Die Redewendung, die Wiederholung ist die Mutter allen Lernens‘ stammt vermutlich nicht aus der Knotenkunde, allerdings aber scheint unsere Hochtourenseilschaft diese Weisheit verinnerlicht zu haben. Zu Sven’s Knotenquiz beim abendlichen Beisammensein in unserer Selbstversorgerhütte jedenfalls werden
in teilweise atemberaubendem Tempo Sackstich, Weberknoten, Spierenstich, Achterknoten, doppelter Bulin, assymetrischer Führerknoten, Prusik, Schmetterlingsknoten und Mastwurf fabriziert
und das unter militärischen Zeitvorgaben und den jetzt doch recht wohlwollenden Blicken unserer beiden Trainer Wolfgang und Diana. Vielleicht liegt das aber auch einfach nur an der guten Verpflegung, denn das vietnamesiche Buffet mit so vielen unterschiedlichen Gerichten und Köstlichkeiten, die Khoi für uns gezaubert hat, läßt so oder so kein Platz für schlechte Stimmung. Wenn wir also jetzt auf die letzten Monate zurückblicken, sind wir selbst beeindruckt von unseren Fortschritten.
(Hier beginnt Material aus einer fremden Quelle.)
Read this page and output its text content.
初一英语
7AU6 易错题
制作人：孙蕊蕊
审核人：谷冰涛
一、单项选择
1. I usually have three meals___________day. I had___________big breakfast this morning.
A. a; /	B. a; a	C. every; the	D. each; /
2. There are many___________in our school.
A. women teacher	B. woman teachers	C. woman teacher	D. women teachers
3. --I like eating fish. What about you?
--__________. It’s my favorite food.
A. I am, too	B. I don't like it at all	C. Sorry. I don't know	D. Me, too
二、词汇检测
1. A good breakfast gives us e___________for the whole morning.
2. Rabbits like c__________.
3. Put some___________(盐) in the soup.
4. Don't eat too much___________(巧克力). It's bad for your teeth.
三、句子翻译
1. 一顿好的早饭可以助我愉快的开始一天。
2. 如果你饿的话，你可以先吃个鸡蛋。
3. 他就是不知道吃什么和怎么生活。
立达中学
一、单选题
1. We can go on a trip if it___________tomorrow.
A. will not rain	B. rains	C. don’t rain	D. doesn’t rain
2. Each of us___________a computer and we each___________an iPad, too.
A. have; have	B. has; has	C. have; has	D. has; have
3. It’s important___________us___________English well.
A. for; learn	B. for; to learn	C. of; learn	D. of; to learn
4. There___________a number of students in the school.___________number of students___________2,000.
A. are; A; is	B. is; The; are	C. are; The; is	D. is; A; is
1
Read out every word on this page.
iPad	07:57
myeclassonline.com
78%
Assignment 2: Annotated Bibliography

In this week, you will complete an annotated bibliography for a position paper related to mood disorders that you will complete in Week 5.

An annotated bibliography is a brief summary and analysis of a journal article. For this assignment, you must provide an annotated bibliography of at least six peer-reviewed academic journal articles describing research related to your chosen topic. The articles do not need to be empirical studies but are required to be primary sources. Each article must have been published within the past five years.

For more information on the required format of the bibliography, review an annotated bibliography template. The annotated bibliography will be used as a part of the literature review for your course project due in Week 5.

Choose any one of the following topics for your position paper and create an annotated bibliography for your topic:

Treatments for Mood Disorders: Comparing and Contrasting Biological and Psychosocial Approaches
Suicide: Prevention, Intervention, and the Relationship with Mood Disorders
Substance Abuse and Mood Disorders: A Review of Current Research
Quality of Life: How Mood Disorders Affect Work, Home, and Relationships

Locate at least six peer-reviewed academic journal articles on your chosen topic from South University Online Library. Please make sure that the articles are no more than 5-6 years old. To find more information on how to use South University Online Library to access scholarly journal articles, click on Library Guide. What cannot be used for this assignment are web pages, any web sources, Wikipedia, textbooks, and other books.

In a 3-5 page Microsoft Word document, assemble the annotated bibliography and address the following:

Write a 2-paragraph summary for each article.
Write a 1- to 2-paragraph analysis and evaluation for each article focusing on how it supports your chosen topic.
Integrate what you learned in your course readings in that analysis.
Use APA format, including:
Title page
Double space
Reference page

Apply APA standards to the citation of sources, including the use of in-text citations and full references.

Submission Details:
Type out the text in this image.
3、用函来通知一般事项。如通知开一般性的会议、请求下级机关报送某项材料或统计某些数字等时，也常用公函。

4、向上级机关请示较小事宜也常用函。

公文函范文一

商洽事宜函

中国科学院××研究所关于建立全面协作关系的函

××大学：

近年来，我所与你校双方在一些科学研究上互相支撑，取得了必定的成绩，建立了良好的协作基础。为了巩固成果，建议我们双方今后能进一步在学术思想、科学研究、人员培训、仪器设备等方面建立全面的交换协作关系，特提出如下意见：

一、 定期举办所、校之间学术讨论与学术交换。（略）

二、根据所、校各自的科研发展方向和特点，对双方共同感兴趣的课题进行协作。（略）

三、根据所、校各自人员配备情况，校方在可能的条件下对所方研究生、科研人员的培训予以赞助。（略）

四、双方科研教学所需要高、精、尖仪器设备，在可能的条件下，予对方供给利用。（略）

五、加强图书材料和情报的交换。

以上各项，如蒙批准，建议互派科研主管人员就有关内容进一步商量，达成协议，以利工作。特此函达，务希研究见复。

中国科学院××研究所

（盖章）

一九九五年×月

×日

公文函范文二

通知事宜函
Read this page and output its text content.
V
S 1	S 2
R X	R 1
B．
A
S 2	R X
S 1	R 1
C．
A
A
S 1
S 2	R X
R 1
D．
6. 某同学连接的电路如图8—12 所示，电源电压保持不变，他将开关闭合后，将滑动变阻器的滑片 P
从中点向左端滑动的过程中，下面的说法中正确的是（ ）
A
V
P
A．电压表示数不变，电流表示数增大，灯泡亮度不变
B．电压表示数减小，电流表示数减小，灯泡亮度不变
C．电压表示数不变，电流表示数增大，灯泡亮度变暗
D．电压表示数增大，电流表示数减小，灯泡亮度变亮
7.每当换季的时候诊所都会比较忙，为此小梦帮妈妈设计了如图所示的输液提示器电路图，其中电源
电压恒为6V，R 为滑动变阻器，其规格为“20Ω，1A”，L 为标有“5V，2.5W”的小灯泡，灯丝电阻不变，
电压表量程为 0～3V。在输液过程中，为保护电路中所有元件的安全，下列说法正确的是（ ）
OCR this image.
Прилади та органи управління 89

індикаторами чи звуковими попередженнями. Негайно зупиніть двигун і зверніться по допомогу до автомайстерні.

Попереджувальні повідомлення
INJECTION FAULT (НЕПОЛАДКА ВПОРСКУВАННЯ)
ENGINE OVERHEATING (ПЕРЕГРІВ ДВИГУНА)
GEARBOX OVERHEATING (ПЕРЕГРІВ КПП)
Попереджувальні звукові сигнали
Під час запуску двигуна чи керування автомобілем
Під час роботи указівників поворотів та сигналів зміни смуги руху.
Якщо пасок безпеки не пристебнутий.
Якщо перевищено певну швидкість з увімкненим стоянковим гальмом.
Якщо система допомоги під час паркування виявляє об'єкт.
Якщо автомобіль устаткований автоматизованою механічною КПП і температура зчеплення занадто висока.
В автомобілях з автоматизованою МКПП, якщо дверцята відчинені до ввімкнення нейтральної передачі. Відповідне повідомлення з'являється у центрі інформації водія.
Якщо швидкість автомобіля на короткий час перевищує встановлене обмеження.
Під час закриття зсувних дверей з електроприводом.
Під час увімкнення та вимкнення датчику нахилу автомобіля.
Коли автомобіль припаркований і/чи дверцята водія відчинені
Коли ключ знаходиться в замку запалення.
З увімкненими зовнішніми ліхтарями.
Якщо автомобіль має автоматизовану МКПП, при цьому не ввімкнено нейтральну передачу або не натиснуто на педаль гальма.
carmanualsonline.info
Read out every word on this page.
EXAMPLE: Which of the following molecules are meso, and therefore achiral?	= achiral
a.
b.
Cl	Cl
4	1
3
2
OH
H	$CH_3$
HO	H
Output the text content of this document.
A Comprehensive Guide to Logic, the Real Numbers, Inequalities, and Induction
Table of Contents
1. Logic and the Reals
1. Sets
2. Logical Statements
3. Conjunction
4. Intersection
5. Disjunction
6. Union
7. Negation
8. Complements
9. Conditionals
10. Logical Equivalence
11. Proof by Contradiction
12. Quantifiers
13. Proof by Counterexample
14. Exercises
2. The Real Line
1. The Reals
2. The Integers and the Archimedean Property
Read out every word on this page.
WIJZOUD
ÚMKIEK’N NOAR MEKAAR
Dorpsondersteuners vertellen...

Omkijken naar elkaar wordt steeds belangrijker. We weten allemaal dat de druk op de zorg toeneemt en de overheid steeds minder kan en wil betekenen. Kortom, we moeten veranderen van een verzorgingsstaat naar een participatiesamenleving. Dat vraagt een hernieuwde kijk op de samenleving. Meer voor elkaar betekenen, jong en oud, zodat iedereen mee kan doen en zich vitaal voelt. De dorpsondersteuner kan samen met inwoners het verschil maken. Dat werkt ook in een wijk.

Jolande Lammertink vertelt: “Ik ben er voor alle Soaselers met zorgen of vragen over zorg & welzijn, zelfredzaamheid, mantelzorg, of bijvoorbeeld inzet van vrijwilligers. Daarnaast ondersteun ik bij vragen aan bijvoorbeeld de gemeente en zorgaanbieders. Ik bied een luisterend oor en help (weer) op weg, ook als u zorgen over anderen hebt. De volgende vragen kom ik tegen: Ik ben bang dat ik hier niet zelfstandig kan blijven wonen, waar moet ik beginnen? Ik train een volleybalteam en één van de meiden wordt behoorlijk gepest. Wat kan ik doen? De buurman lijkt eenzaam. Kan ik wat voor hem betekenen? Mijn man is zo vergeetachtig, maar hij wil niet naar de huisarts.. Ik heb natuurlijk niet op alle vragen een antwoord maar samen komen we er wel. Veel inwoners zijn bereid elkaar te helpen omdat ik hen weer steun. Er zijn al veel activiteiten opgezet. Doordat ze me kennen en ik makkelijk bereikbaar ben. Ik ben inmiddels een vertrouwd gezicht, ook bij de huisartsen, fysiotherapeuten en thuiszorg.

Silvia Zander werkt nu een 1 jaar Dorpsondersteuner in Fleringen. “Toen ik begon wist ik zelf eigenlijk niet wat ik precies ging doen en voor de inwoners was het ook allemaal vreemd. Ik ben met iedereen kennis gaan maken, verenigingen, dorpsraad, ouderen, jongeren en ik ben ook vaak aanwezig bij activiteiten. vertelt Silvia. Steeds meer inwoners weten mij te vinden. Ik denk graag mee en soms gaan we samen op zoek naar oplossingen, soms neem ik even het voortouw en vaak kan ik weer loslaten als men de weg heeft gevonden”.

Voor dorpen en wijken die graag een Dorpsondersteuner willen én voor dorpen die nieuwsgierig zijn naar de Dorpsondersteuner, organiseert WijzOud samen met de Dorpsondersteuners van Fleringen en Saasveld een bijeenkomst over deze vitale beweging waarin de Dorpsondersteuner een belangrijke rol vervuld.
Die Teamdynamik ist, vor allem nach den intensiven Tagen im Dahner Felsenland, stark und die Vorfreude auf die Tour wächst. Ende Juli werden wir zeigen können, wie gut wir vorbereitet sind, wenn wir uns in die Höhe der Monterosa Gruppe jenseits der 4000 wagen.
Herzlichen Dank an unsere Trainer und alle, die zum guten Gelingen der Ausbildungstage beigetragen haben.